NatWest Group CEO Alison Rose said: “Our performance in the first half of the year has been significantly impacted by the challenges and uncertainty our economy continues to face as a result of Covid-19.
“However, NatWest Group has a robust capital position, underpinned by a resilient, capital generative and well diversified business …
“Through our strong balance sheet and prudent approach to risk, we are well placed not only to withstand Covid-19 related impacts but also to provide the right support to those who will need it most in the tough times to come.”
In its outlook, RBS said: “Impairment charges in the second half of 2020 will be driven by a combination of the developing economic outlook for the UK and Republic of Ireland, along with the effectiveness of government support schemes in delaying and reducing the level of economic distress experienced by our personal and commercial customers, and the absolute level of defaults across lending portfolios and associated ECL stage migration.

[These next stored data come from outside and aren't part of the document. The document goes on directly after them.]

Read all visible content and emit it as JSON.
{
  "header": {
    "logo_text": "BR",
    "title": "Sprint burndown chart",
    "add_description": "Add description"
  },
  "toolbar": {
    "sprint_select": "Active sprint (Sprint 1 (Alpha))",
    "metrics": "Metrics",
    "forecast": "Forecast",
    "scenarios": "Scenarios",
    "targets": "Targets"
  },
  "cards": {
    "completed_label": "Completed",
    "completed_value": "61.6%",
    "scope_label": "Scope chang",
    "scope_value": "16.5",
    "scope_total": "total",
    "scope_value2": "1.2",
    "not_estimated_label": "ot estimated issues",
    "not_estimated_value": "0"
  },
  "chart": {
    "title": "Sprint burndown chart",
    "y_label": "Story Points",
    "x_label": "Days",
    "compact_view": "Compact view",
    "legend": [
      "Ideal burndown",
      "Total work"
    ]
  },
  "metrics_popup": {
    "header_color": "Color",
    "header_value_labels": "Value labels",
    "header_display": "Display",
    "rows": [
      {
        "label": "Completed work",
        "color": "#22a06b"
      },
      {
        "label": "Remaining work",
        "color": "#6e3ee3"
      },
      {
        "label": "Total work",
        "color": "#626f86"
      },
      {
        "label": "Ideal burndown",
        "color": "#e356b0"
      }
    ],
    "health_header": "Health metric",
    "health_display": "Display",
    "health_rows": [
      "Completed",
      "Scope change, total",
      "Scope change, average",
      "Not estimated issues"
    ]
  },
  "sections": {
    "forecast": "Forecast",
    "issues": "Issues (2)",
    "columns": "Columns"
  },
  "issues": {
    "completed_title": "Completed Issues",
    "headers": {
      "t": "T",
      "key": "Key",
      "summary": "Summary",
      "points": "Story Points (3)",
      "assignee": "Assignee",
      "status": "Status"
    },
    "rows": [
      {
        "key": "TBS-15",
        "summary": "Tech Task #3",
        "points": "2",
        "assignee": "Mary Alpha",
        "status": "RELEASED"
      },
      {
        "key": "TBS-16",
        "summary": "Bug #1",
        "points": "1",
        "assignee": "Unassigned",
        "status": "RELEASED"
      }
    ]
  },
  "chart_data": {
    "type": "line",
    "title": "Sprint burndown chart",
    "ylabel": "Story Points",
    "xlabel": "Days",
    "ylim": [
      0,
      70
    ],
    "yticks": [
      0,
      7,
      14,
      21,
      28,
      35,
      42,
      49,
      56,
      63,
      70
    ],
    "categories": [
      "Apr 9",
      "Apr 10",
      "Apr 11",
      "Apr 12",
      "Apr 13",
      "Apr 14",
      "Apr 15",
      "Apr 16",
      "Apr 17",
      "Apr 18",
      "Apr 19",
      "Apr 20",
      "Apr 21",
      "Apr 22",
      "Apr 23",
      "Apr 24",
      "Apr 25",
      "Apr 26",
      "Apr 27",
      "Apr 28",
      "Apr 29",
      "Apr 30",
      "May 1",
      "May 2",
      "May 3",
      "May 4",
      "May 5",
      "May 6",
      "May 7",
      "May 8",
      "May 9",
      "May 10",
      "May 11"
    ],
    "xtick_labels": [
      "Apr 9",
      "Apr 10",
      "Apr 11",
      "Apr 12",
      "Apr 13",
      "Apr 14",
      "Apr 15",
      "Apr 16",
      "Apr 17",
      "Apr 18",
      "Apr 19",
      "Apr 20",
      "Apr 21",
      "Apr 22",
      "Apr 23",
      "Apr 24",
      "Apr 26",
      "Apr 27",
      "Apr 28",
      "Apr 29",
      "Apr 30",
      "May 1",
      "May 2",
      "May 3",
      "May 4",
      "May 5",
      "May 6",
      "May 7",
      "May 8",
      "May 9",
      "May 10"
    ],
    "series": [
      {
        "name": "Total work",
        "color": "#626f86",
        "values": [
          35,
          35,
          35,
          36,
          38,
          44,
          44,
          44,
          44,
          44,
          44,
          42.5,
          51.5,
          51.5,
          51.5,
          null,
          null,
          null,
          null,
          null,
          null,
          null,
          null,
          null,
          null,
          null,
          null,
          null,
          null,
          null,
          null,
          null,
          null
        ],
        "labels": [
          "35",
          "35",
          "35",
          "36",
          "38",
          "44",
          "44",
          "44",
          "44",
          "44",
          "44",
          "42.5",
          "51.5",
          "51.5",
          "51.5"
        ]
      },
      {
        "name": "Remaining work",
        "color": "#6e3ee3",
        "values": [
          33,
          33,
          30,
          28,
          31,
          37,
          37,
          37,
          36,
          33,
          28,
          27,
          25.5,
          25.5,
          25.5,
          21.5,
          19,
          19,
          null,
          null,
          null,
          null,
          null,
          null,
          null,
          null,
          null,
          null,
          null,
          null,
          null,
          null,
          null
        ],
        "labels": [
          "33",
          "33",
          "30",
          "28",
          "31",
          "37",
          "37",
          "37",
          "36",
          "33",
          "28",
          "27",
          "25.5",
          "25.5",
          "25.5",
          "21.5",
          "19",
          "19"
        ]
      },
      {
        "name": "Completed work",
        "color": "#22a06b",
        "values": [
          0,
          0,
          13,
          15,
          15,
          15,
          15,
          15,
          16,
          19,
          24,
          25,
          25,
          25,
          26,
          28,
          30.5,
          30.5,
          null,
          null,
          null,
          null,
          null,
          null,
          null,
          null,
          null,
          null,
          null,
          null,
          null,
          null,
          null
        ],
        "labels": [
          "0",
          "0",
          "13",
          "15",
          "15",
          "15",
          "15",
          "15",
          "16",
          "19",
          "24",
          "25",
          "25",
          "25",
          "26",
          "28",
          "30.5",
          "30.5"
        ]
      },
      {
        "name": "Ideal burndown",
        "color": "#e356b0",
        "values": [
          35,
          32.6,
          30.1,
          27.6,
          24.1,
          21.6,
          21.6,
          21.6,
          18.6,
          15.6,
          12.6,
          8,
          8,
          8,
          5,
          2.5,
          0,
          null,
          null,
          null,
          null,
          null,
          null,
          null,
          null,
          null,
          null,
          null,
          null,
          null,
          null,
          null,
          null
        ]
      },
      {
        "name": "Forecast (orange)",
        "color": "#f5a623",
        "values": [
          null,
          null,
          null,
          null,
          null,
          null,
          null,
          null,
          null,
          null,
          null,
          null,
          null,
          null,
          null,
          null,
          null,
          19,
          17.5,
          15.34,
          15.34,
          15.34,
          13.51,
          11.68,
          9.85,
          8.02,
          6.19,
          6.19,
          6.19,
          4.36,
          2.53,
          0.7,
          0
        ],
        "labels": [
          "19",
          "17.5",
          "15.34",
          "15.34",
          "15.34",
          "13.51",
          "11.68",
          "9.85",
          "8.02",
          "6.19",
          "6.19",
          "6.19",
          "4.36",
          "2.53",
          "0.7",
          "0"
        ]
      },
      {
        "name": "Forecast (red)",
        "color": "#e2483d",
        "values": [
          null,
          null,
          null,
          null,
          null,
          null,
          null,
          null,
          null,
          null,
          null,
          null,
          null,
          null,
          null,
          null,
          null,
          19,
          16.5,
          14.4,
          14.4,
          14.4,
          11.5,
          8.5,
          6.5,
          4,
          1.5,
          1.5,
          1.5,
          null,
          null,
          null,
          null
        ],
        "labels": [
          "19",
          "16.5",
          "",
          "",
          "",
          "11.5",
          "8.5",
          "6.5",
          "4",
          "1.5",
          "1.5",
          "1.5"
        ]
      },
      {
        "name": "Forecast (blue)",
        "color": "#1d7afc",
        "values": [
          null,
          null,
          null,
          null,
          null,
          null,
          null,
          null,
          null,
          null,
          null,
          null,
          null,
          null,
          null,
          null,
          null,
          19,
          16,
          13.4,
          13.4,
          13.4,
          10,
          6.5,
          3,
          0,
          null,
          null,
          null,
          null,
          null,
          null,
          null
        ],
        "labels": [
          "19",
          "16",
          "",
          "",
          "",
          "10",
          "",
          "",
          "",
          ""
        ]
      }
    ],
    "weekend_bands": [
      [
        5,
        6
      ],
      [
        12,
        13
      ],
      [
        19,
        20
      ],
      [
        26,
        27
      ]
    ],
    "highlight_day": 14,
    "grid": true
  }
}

“We expect RWAs (risk-weighted assets) to be in the range of £185-195 billion at the end of 2020.
“Changes in RWAs in the second half of 2020 will be driven by the delivery of targeted reductions in NatWest Markets, the level of procyclical inflation driven by the economic outlook, downgrades in the credit quality and assessments in the commercial book and ongoing demand for lending from our customers.
“We continue to target a reduction in NatWest Markets RWAs to £32 billion by the end of 2020, with income disposal losses of around £0.2 billion, subject to market conditions …
“We continue to monitor events closely and assess potential scenarios and outcomes …
“The impacts of Covid-19 on the economy and the mitigating benefits of government support schemes remain uncertain and could result in changes to our financial results in upcoming periods, including the possible impairment of goodwill.
NatWest-RBS was rescued in a £45.5 billion bailout in 2008 by the UK government, which still owns 62.4% of the bank.
Shares in the bank were bought by the UK government at roughly 500p in the bailout — and shares in the group currently trade around 106p.
The bank’s chairman Howard Davies said on Friday: “We are not holding our breath in expectation of an early share sale.”